"Geldik yoktunuz" diyenler aslında hiç gitmediler!




Erdoğan ve AKP iktidarının son yıllarda uyguladığı dikta rejiminden herkes şikayetçi ve AKP/ Erdoğan giderse sorunların biteceğine inanan çok. Onlara göre AKP/Erdoğan giderse ülke güllük gülistanlık olacak. 

Kusura bakmayın ama onlar gitse de hiç bir şey düzelmeyecek! 

Sorun Erdoğan ya da AKP sorunu mu?


Bir gölge devlet var. Pusuya yatıyor, fırsat kolluyor ve o fırsatı yakaladığında ortaya çıkıyor. 

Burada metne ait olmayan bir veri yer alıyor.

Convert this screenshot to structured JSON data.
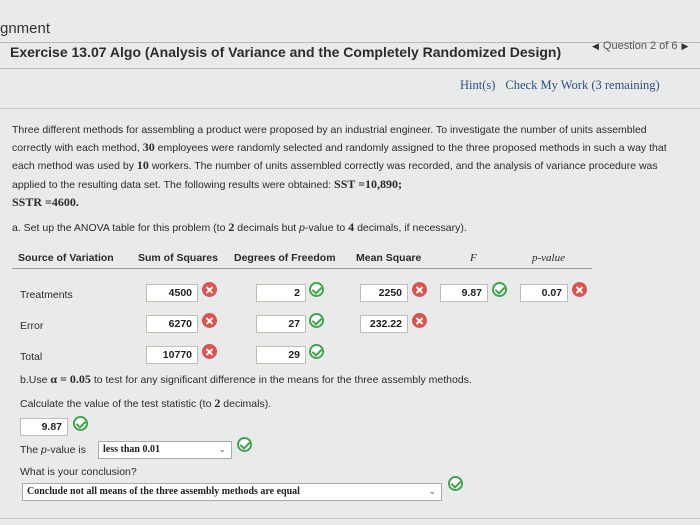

Erdoğan ya da AKP zaten bitik. Onlar yönetmiyorlar ülkeyi. Yönetmelerine de izin verilmiyor. Erdoğan'ın suçları ortaya çıktı çıkalı ülkeyi yönetemediği gibi gölge devlete itaat ediyor! Onlar artık mevcut sistemin birer figürü işleri bitince atılacak, harcanacaklar...

Bu gölge devlet; adına Ergenekon deyin ne derseniz deyin! Orada öylece duruyorlar ve ne zaman sahneye yeniden çıksalar bir önceki çıkışlarından daha kanlı ve daha acımasız bir şekilde dönüyorlar!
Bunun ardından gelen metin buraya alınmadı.